La solidaridad se tendría que convertir en el primer deber colectivo de una sociedad correctamente organizada, ya que además de servir de mutuo apoyo entre sus componentes en momentos decisivos, representa un potencial mucho mayor para conseguir objetivos de los colectivos que la mera integración de grupos de personas.
La sociedad que surja tras la pandemia será muy probablemente diferente en esencia a la anterior, por mucho que haya grandes resistencias por parte de aquellos que quieran seguir conservando sus cuotas de poder fáctico. Ni siquiera el escenario para las Big Tech debería ser el mismo que antes, ni tampoco como el que están disfrutando ahora en plena pandemia. Se demostrará que no todo está perdido de cara a un diálogo fructífero entre la ciencia y la cultura, que incluiría una apuesta decidida por un humanismo tecnológico, y que los cisnes negros podrían ser los grandes vencedores tras la crisis provocada por la pandemia, pudiendo llegar a ser los que marquen la pauta a los demás para armar una nueva organización de la sociedad.
Una de las fuentes indirectas de los males de la sociedad preCOVID ha sido, y sigue siendo, el cortoplacismo, conviviendo con la ausencia de planificación a medio y largo plazos, dejando aparcado el apoyo a la ciencia que suele trabajar a medio y largo plazos y es la que tiene todas las claves para nuestra supervivencia como especie. La ciencia necesita desarrollar sus investigaciones en un contexto al margen de las tensiones propias del cortoplacismo.
Una prueba del pensamiento no decente (indecoroso, indigno, injusto, deshonesto) predominante en la sociedad preCOVID sigue siendo la insuficiente apuesta de los dirigentes de los países y de las instituciones supranacionales, así como de las grandes empresas farmacéuticas y de los centros de investigación, para encontrar una solución a otra pandemia que no afectaba a la totalidad de la población mundial, sino fundamentalmente a dos targets considerados políticamente incorrectos y a otro muy minoritario: el SIDA, por no hablar de la mayor pandemia, la del hambre, ante la que los “países buenos” seguimos callando nuestras conciencias con la caridad, a la vez que rechazamos inmoralmente a las personas que huyen de la hambruna y de la violencia.
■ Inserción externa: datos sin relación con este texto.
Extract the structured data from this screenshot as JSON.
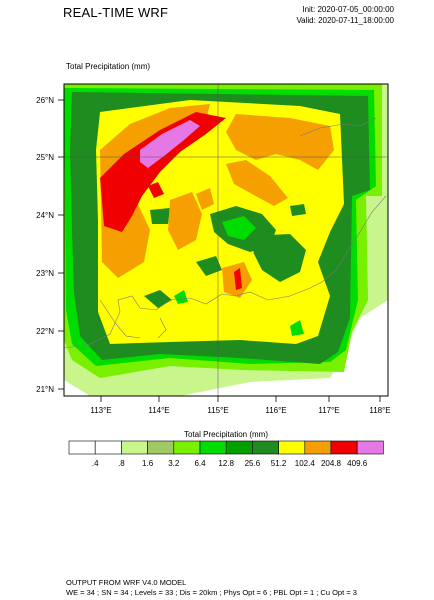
{
  "header": {
    "title": "REAL-TIME WRF",
    "init": "Init: 2020-07-05_00:00:00",
    "valid": "Valid: 2020-07-11_18:00:00"
  },
  "map": {
    "field_label": "Total Precipitation   (mm)",
    "lat_ticks": [
      "26°N",
      "25°N",
      "24°N",
      "23°N",
      "22°N",
      "21°N"
    ],
    "lon_ticks": [
      "113°E",
      "114°E",
      "115°E",
      "116°E",
      "117°E",
      "118°E"
    ]
  },
  "legend": {
    "title": "Total Precipitation  (mm)",
    "levels": [
      ".4",
      ".8",
      "1.6",
      "3.2",
      "6.4",
      "12.8",
      "25.6",
      "51.2",
      "102.4",
      "204.8",
      "409.6"
    ],
    "colors": [
      "#ffffff",
      "#ffffff",
      "#c8f58c",
      "#a0c864",
      "#78f000",
      "#00dc00",
      "#00a000",
      "#1e8c1e",
      "#ffff00",
      "#f5a000",
      "#f00000",
      "#e678e6"
    ]
  },
  "footer": {
    "line1": "OUTPUT FROM WRF V4.0 MODEL",
    "line2": "WE = 34 ; SN = 34 ; Levels = 33 ; Dis = 20km ; Phys Opt = 6 ; PBL Opt = 1 ; Cu Opt = 3"
  }
}
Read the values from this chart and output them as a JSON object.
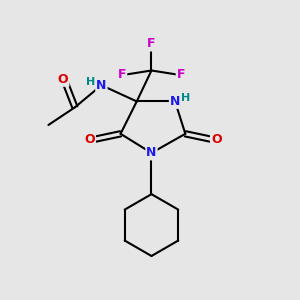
{
  "bg_color": "#e6e6e6",
  "atom_colors": {
    "C": "#000000",
    "N": "#1a1aee",
    "O": "#dd0000",
    "F": "#cc00cc",
    "H": "#008888"
  },
  "bond_color": "#000000",
  "bond_width": 1.5
}
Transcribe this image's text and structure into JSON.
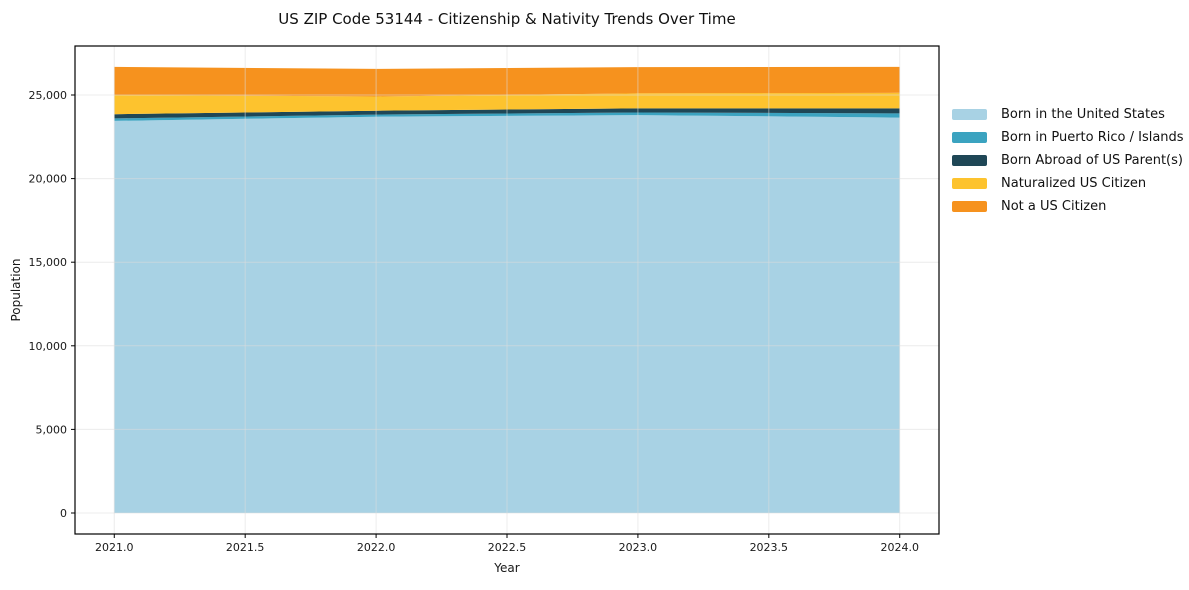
{
  "chart_data": {
    "type": "area",
    "stacked": true,
    "title": "US ZIP Code 53144 - Citizenship & Nativity Trends Over Time",
    "xlabel": "Year",
    "ylabel": "Population",
    "x": [
      2021,
      2022,
      2023,
      2024
    ],
    "series": [
      {
        "name": "Born in the United States",
        "color": "#A8D2E4",
        "values": [
          23450,
          23700,
          23800,
          23650
        ]
      },
      {
        "name": "Born in Puerto Rico / Islands",
        "color": "#3BA3C0",
        "values": [
          150,
          130,
          150,
          250
        ]
      },
      {
        "name": "Born Abroad of US Parent(s)",
        "color": "#1F4756",
        "values": [
          250,
          230,
          250,
          300
        ]
      },
      {
        "name": "Naturalized US Citizen",
        "color": "#FDC32E",
        "values": [
          1150,
          850,
          900,
          930
        ]
      },
      {
        "name": "Not a US Citizen",
        "color": "#F6921E",
        "values": [
          1680,
          1650,
          1570,
          1550
        ]
      }
    ],
    "totals": [
      26680,
      26560,
      26670,
      26680
    ],
    "xlim": [
      2020.85,
      2024.15
    ],
    "ylim": [
      -1256,
      27930
    ],
    "grid": true,
    "legend_position": "outside right"
  },
  "axes": {
    "xtick_values": [
      2021.0,
      2021.5,
      2022.0,
      2022.5,
      2023.0,
      2023.5,
      2024.0
    ],
    "xtick_labels": [
      "2021.0",
      "2021.5",
      "2022.0",
      "2022.5",
      "2023.0",
      "2023.5",
      "2024.0"
    ],
    "ytick_values": [
      0,
      5000,
      10000,
      15000,
      20000,
      25000
    ],
    "ytick_labels": [
      "0",
      "5,000",
      "10,000",
      "15,000",
      "20,000",
      "25,000"
    ]
  },
  "style": {
    "grid_color": "#dcdcdc",
    "spine_color": "#000000",
    "tick_text_color": "#191919"
  }
}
Ambas indecencias han costado muchos millones de vidas humanas, muchas más que la COVID-19 hasta ahora y sin embargo para ésta ya hay no una solución en forma de vacuna, sino un ramillete de ellas con eficacia y seguridad elevadas.
El pensamiento decente y la solidaridad en el marco de la globalización a escala mundial, requiere también la globalización de la riqueza, tal como ya he comentado, pero para ello es necesario cambiar el escenario binario propio del capitalismo tradicional y adentrarnos en otro cuántico en el que no sea imprescindible que la riqueza de unos dependa de la explotación de otros, tanto a escala de unidades de producción básica, como entre países del planeta. La pandemia nos está dando una lección para hacernos ver por dónde debería ir un futuro viable para la especie humana: o nos salvamos todos mediante una inmunización colectiva de los más 7.000 millones de personas que hoy habitamos el planeta, o acabaremos desapareciendo como civilización más pronto que tarde en alguna de las próximas pandemias que están a la vuelta de la esquina o en la acuciante emergencia climática que la ceguera del poder no afronta de acuerdo con la preocupante realidad a la que nos enfrentamos.
El proyecto yKratos va a participar activamente en ese cambio alterando sensiblemente la acción política, mediante la incorporación del diálogo directo y permanente entre los ciudadanos y sus representantes políticos para coadyuvar a construir una sociedad decente y solidaria, además de justa y equitativa, e integrada por hombres y mujeres libres y capacitados.